A essência dessa solução reside na alteração da proporção das alavancas. No início do curso, a proporção é de aproximadamente 3:1. Isso significa que, ao levantar a roda em três centímetros devido a uma pequena irregularidade, o êmbolo do amortecedor precisa ser comprimido apenas um centímetro. Com esse movimento lento do óleo, ele passa suavemente pelos válvulas internas, permitindo que a motocicleta absorva suavemente pequenos impactos e mantenha o contato do pneu com o solo. Quando a roda encontra um buraco profundo ou sofre aceleração em uma curva, a mudança no ângulo das bielas altera a alavanca para valores superiores a 4:1, acelerando o movimento do êmbolo.
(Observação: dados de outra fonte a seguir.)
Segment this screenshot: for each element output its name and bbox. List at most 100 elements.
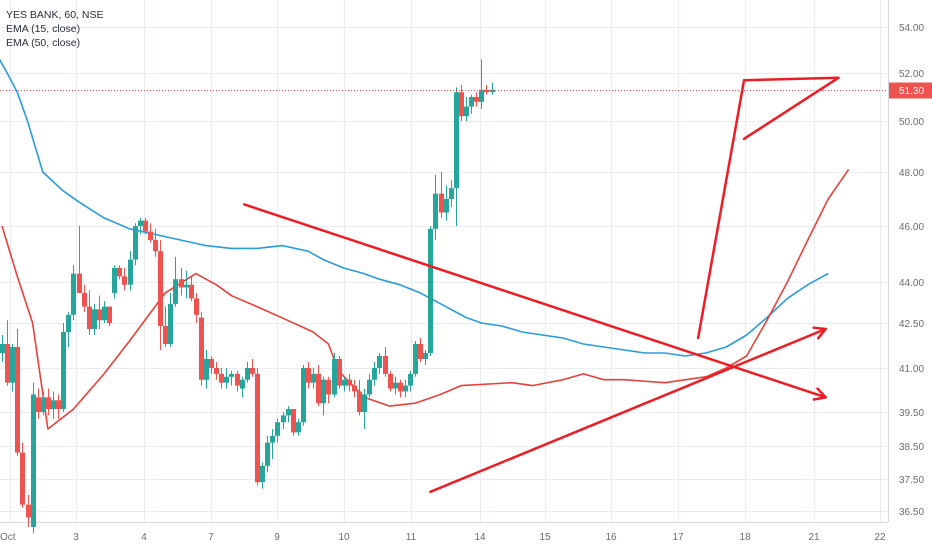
candle-body [377,356,382,368]
candle [260,462,265,489]
candle [311,368,316,389]
candle-body [286,409,291,416]
candle [26,495,31,527]
trendline [429,327,827,494]
candle [128,251,133,291]
candle-body [46,397,51,410]
candle-body [388,373,393,389]
candle-body [347,379,352,386]
candle [10,344,15,392]
candle-body [367,379,372,395]
trendline [742,76,840,82]
candle-body [117,268,122,277]
candle-body [0,344,5,353]
candle [184,270,189,299]
ema-50-line [0,58,829,357]
candle [388,370,393,392]
candle-body [326,379,331,395]
candle-body [296,422,301,433]
candle [61,323,66,412]
candle [337,356,342,389]
price-tick-label: 48.00 [899,168,924,179]
candle [219,368,224,389]
candle-body [5,344,10,383]
time-tick-label: 9 [274,532,280,543]
candle-body [306,368,311,383]
time-tick-label: 18 [739,532,751,543]
candle [306,362,311,389]
candle-body [240,379,245,389]
candle-body [270,435,275,443]
candle-body [408,373,413,386]
candle [204,350,209,389]
candle [433,174,438,240]
candle-body [133,226,138,260]
candle [173,256,178,307]
trendline [742,76,840,141]
price-tick-label: 42.50 [899,319,924,330]
legend-symbol: YES BANK, 60, NSE [6,9,104,21]
candle-body [423,353,428,359]
candle-body [107,306,112,323]
candle [474,92,479,107]
last-price-tag [889,82,932,99]
candles [0,59,495,534]
candle-body [143,220,148,232]
candle-body [311,373,316,383]
candle-body [245,368,250,380]
candle [413,341,418,377]
candle [133,223,138,266]
candle [194,292,199,323]
candle [484,85,489,95]
candle-body [163,326,168,344]
ema-15-path [1,168,850,430]
candle [229,370,234,386]
candle [469,94,474,114]
candle-body [229,373,234,377]
candle-body [138,220,143,226]
price-tick-label: 36.50 [899,507,924,518]
trendlines[interactable] [243,76,840,494]
candle-body [393,382,398,389]
candle [377,353,382,374]
candle [51,391,56,419]
ema-50-path [0,58,829,357]
time-tick-label: 10 [338,532,350,543]
time-tick-label: 15 [539,532,551,543]
price-tick-label: 50.00 [899,117,924,128]
candle [77,226,82,293]
time-tick-label: 22 [874,532,886,543]
time-tick-label: 21 [808,532,820,543]
candle [296,418,301,436]
candle [490,82,495,95]
candle-body [301,368,306,423]
candle-body [168,303,173,344]
candle-body [281,415,286,423]
time-tick-label: 3 [73,532,79,543]
candle [179,268,184,296]
candle [214,362,219,380]
candle-body [219,373,224,383]
candle [163,306,168,347]
candle [240,376,245,398]
candle-body [82,292,87,307]
candle [342,376,347,392]
candle-body [66,314,71,332]
candle-body [51,400,56,410]
time-axis[interactable]: Oct 3 4 7 9 10 11 14 15 16 17 18 21 22 [0,522,888,544]
candle-body [153,240,158,252]
candle-body [71,273,76,315]
time-tick-label: 16 [605,532,617,543]
candle [46,388,51,416]
candle-body [454,92,459,189]
candle [5,320,10,386]
candle-body [291,409,296,433]
price-tick-label: 46.00 [899,222,924,233]
candle [479,59,484,109]
price-tick-label: 44.00 [899,278,924,289]
candle-body [428,228,433,353]
last-price-marker: 51.30 [0,82,932,99]
candle-body [10,347,15,383]
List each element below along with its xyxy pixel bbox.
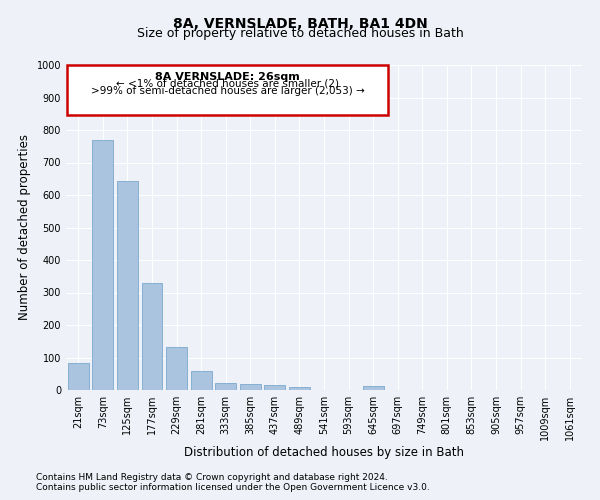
Text: >99% of semi-detached houses are larger (2,053) →: >99% of semi-detached houses are larger … <box>91 86 364 96</box>
Bar <box>142 283 163 390</box>
Bar <box>117 181 138 390</box>
Bar <box>166 347 187 390</box>
Text: 8A VERNSLADE: 26sqm: 8A VERNSLADE: 26sqm <box>155 72 300 82</box>
Bar <box>68 363 89 390</box>
Text: Contains HM Land Registry data © Crown copyright and database right 2024.: Contains HM Land Registry data © Crown c… <box>36 474 388 482</box>
Text: ← <1% of detached houses are smaller (2): ← <1% of detached houses are smaller (2) <box>116 78 339 88</box>
Bar <box>67 65 388 116</box>
Text: Size of property relative to detached houses in Bath: Size of property relative to detached ho… <box>137 28 463 40</box>
X-axis label: Distribution of detached houses by size in Bath: Distribution of detached houses by size … <box>184 446 464 458</box>
Bar <box>191 370 212 390</box>
Text: Contains public sector information licensed under the Open Government Licence v3: Contains public sector information licen… <box>36 484 430 492</box>
Text: 8A, VERNSLADE, BATH, BA1 4DN: 8A, VERNSLADE, BATH, BA1 4DN <box>173 18 427 32</box>
Bar <box>289 387 310 390</box>
Bar <box>265 385 286 390</box>
Bar <box>215 382 236 390</box>
Bar <box>240 384 261 390</box>
Y-axis label: Number of detached properties: Number of detached properties <box>18 134 31 320</box>
Bar <box>92 140 113 390</box>
Bar <box>362 386 383 390</box>
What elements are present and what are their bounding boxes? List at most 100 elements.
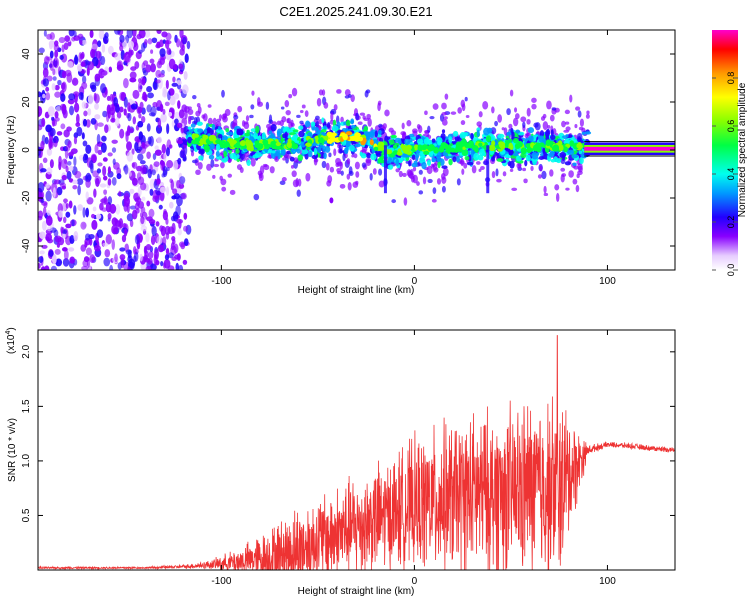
spectrogram-cell <box>76 178 84 186</box>
spectrogram-cell <box>365 159 372 166</box>
spectrogram-cell <box>158 204 163 210</box>
spectrogram-cell <box>400 144 405 149</box>
spectrogram-cell <box>73 56 79 65</box>
spectrogram-cell <box>159 190 165 202</box>
spectrogram-cell <box>520 147 527 155</box>
spectrogram-cell <box>537 174 543 179</box>
spectrogram-cell <box>216 118 222 123</box>
spectrogram-cell <box>58 155 62 167</box>
spectrogram-cell <box>279 180 286 186</box>
spectrogram-cell <box>488 144 496 152</box>
spectrogram-cell <box>145 244 152 251</box>
spectrogram-cell <box>444 93 449 100</box>
spectrogram-cell <box>294 140 300 144</box>
spectrogram-cell <box>143 93 148 102</box>
spectrogram-cell <box>256 135 262 141</box>
spectrogram-cell <box>413 144 419 151</box>
spectrogram-cell <box>85 119 91 128</box>
spectrogram-cell <box>347 181 352 191</box>
spectrogram-cell <box>120 257 125 269</box>
spectrogram-cell <box>285 110 291 116</box>
colorbar-gradient <box>712 30 738 270</box>
spectrogram-cell <box>175 205 181 217</box>
spectrogram-cell <box>109 203 117 214</box>
spectrogram-cell <box>335 157 342 165</box>
spectrogram-cell <box>52 187 56 198</box>
spectrogram-cell <box>46 147 53 156</box>
spectrogram-cell <box>293 160 298 169</box>
spectrogram-cell <box>550 129 554 137</box>
spectrogram-cell <box>168 144 173 149</box>
spectrogram-cell <box>190 123 196 128</box>
spectrogram-cell <box>323 152 327 160</box>
spectrogram-cell <box>249 114 254 119</box>
spectrogram-cell <box>290 119 294 127</box>
spectrogram-cell <box>64 148 69 159</box>
spectrogram-cell <box>476 129 480 138</box>
spectrogram-cell <box>46 33 53 40</box>
spectrogram-cell <box>97 40 102 48</box>
spectrogram-cell <box>115 104 120 113</box>
spectrogram-cell <box>464 96 468 102</box>
spectrogram-cell <box>526 107 531 117</box>
spectrogram-cell <box>82 140 88 147</box>
spectrogram-cell <box>179 176 186 185</box>
spectrogram-cell <box>344 147 349 155</box>
spectrogram-cell <box>491 106 495 114</box>
spectrogram-cell <box>516 162 522 169</box>
spectrogram-cell <box>42 206 47 217</box>
snr-ytick-label: 2.0 <box>21 344 32 358</box>
spectrogram-cell <box>101 135 107 142</box>
spectrogram-cell <box>171 222 176 234</box>
spectrogram-cell <box>432 103 439 110</box>
spectrogram-cell <box>250 104 255 110</box>
spectrogram-cell <box>150 234 156 246</box>
spectrogram-cell <box>485 135 492 143</box>
svg-text:(x104): (x104) <box>5 327 17 354</box>
spectrogram-cell <box>73 231 79 242</box>
spectrogram-cell <box>60 82 66 90</box>
spectrogram-cell <box>96 133 101 145</box>
spectrogram-cell <box>286 141 292 148</box>
spectrogram-cell <box>146 104 152 113</box>
spectrogram-cell <box>208 154 215 160</box>
spectrogram-cell <box>56 131 63 136</box>
spectrogram-cell <box>107 152 113 157</box>
spectrogram-cell <box>475 161 481 165</box>
spectrogram-cell <box>561 120 566 128</box>
spectrogram-cell <box>124 164 129 175</box>
spectrogram-cell <box>357 121 363 126</box>
spectrogram-cell <box>276 120 281 126</box>
spectrogram-cell <box>321 117 325 124</box>
spectrogram-cell <box>96 168 102 174</box>
spectrogram-cell <box>85 144 92 155</box>
spectrogram-cell <box>545 139 551 147</box>
spectrogram-cell <box>449 148 457 153</box>
spectrogram-cell <box>226 131 234 136</box>
spectrogram-cell <box>39 250 45 255</box>
spectrogram-cell <box>156 136 162 144</box>
spectrogram-cell <box>65 144 71 152</box>
spectrogram-cell <box>54 235 62 243</box>
spectrogram-cell <box>38 146 42 157</box>
spectrogram-cell <box>305 172 311 182</box>
spectrogram-cell <box>100 70 108 76</box>
spectrogram-cell <box>176 38 181 48</box>
spectrogram-cell <box>478 111 483 118</box>
spectrogram-cell <box>62 109 68 119</box>
spectrogram-cell <box>326 139 332 144</box>
spectrogram-cell <box>314 115 320 121</box>
spectrogram-cell <box>89 159 94 170</box>
spectrogram-cell <box>528 135 534 142</box>
spectrogram-cell <box>378 180 385 188</box>
spectrogram-cell <box>171 235 176 242</box>
spectrogram-cell <box>313 147 318 156</box>
spectrogram-cell <box>426 145 432 150</box>
spectrogram-cell <box>97 162 103 167</box>
spectrogram-cell <box>323 101 329 109</box>
spectrogram-cell <box>77 204 84 211</box>
spectrogram-cell <box>291 143 299 150</box>
spectrogram-cell <box>155 124 163 134</box>
spectrogram-cell <box>203 129 208 134</box>
spectrogram-cell <box>129 188 135 194</box>
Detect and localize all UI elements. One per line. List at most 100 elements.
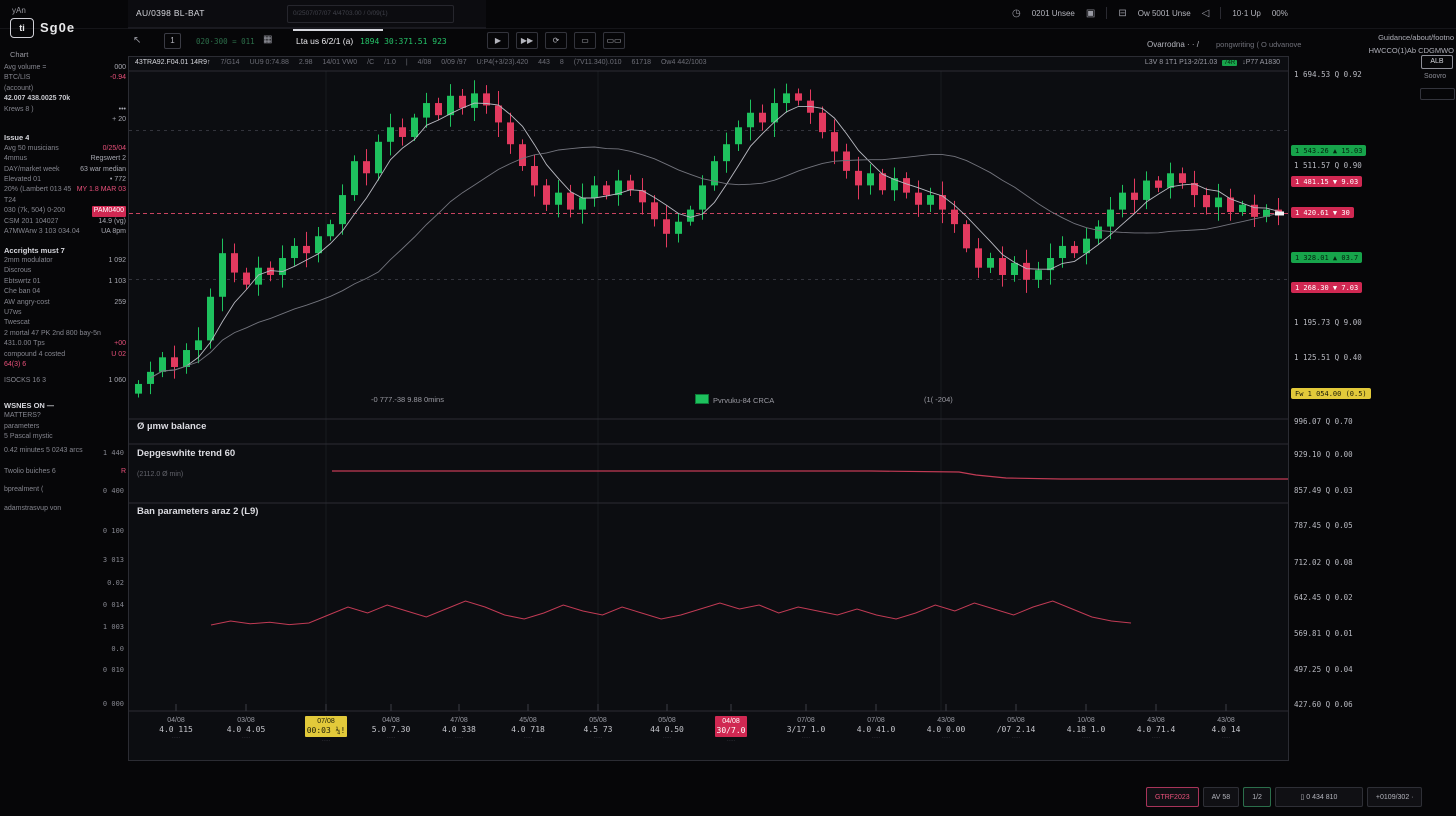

Isso permitiu combinar a rigidez da mola e o amortecimento hidráulico no final do curso, prevenindo impactos bruscos, ao mesmo tempo que fornecia suporte total à motocicleta.
Além disso, a concentração de toda essa dinâmica em um único amortecedor, localizado no centro e próximo ao centro de gravidade, permitiu distribuir uniformemente a carga de impacto pelo chassi, eliminando permanentemente a torção assimétrica do braço.
Caso Excepcional Brasileiro
A transição da física linear para a progressiva provocou momentos importantes na cultura entusiasta brasileira. Na década de 1980, quando o mercado nacional estava fechado para importações, as tecnologias mundiais avançadas pareciam um sonho inatingível para os motociclistas do país. Em condições de escassez, surgiu a figura de José Antonio Casarini. Ex-piloto, mecânico e mestre mecânico, Zé Casarini ganhou uma lenda reputação, transformando motocicletas de rua em verdadeiras máquinas de corrida em sua oficina em São Paulo. Em uma época em que não havia como simplesmente comprar peças estrangeiras pela internet, ele projetava, usinava e soldava componentes do zero, tornando-se um dos inventores mais brilhantes na história do motociclismo brasileiro.
A Honda CB 400 dominava o Brasil, mas vinha com um sistema de monoshock padrão e limitado. Foi aqui que a genialidade da engenharia de garagem se manifestou: Casarini decidiu fazer o que os céticos consideravam impossível para tal arquitetura de chassi original. Ele abriu mão do espaço para filtro de ar e bateria sob o assento, projetou e soldou uma torre estrutural de reforço no quadro tubular original, construiu um novo braço oscilante reforçado e instalou manualmente o sistema Pro-Link com um monoamortecedor central. Projetos como os de Casarini eram publicados em revistas especializadas, provando na prática que a conversão de uma motocicleta com monoshock para uma máquina com suspensão monoamortecida progressiva muda radicalmente a precisão de direção.